After that meeting, they began to look at their church, community, and their lives a little differently. Before, many of them wanted to root out all the sources of evil in that place. They wanted to chase down the drug dealers and the deadbeat dads. They wanted to confiscate handguns and arrest child abusers. Instead of just preventing bad things, they started doing some good. They got outside of their building and comfort zone. They began a ministry for the children at the nearby trailer park.
They put up a basketball hoop, they told stories from the Bible, they put their arms around little children, and sang songs about Jesus. And two years after they started that ministry, two years of going out there Saturday after Saturday to do those things, the pastor got a note in her mail box at church. There were five words on it: "Adrian wants to be baptized.”
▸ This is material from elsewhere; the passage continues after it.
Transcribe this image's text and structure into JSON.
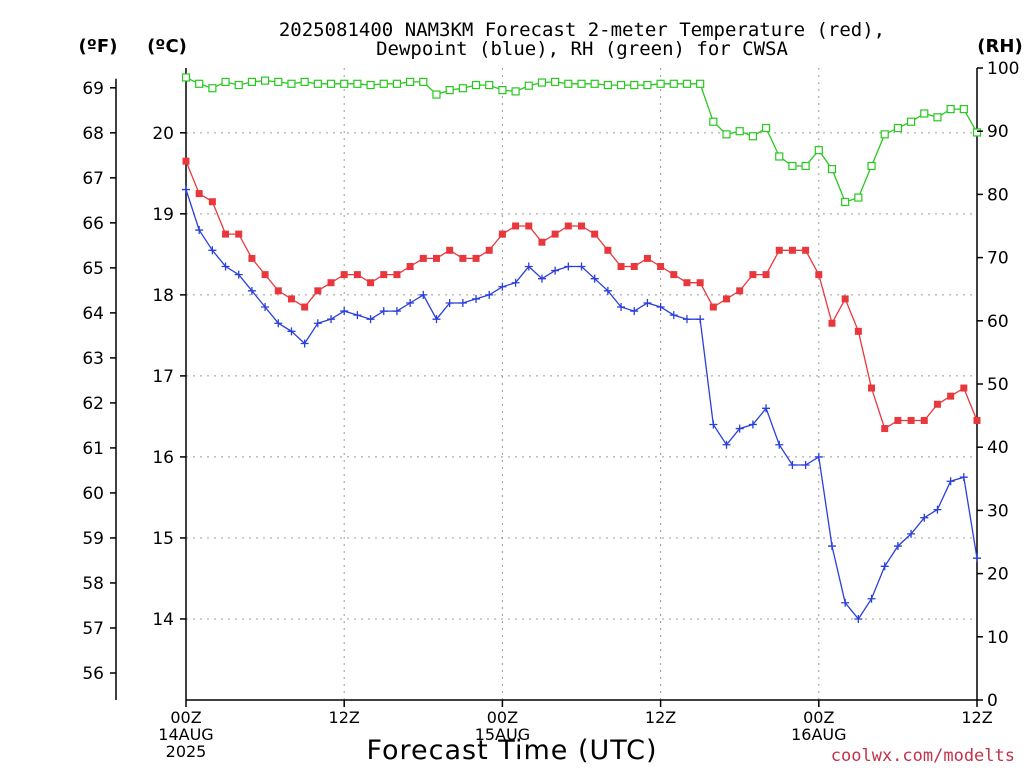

Adrian, who was the terror of the trailer park. Adrian, who was the little girl who had made their work the most difficult during the previous two years. Adrian, the one who really tested their resistance to weed pulling wanted to be baptized. Who would have guessed? Instead of pulling weeds in the field of where she lived, they just tried hard to be wheat themselves. Somehow, Adrian eventually saw that and fell in love with it and wanted it for herself. After she was baptized, there was a little more wheat in the field.
Years later when Adrian was in her late twenties, she never forgot this story. It’s the story she carried with her throughout her life. It was the story that she asked Pastor Mary to share during her ordination. This terrorizing little child, who could’ve been uprooted and cast out, remembered what Pastor Mary and that church did for her and she wanted to do that for others.
Maybe this was what Jesus meant all along. Just as we don’t know who, what, when, or where those seeds will sprout, perhaps we don’t know who, what, when, or where we will find wheat among the weeds in our lives. This is the reality that bad things, sin, or evil does exist in our world. But that’s not for us to decide; that’s up to God. Knowing that God is the One who decides, we focus on taking care of where we live.
In reality we might be surprised to discover that all of us are both wheat and weeds. Who has shown us patience when they could’ve given up? When have others continued to love us when our weed-side came out? Furthermore, who do we see on a daily basis that needs a little wheat of love? We should listen and have patience as we participate in God giving grace and mercy. We should listen and have patience with others, as God is in the midst of forming them into wheat and ridding the weeds in their lives.
This is what it means to be a disciple of Jesus in our day to day lives. This is how and why coming to worship on the weekend makes an impact through the rest of our week. It’s not to live in fear of being thrown into a furnace of fire. It’s listening, having patience, and participating with God in bringing the kingdom of heaven here on earth. It’s a kingdom where there won’t be any pain, suffering, or injustice.
It’s a kingdom, where God, the same God who judges, brings grace, mercy, and acceptance. That’s the kingdom of heaven we find through Christ’s death and resurrection. That’s the vision God desires for us to live. A vision where we are not the ones who judge, but rather love and care for all.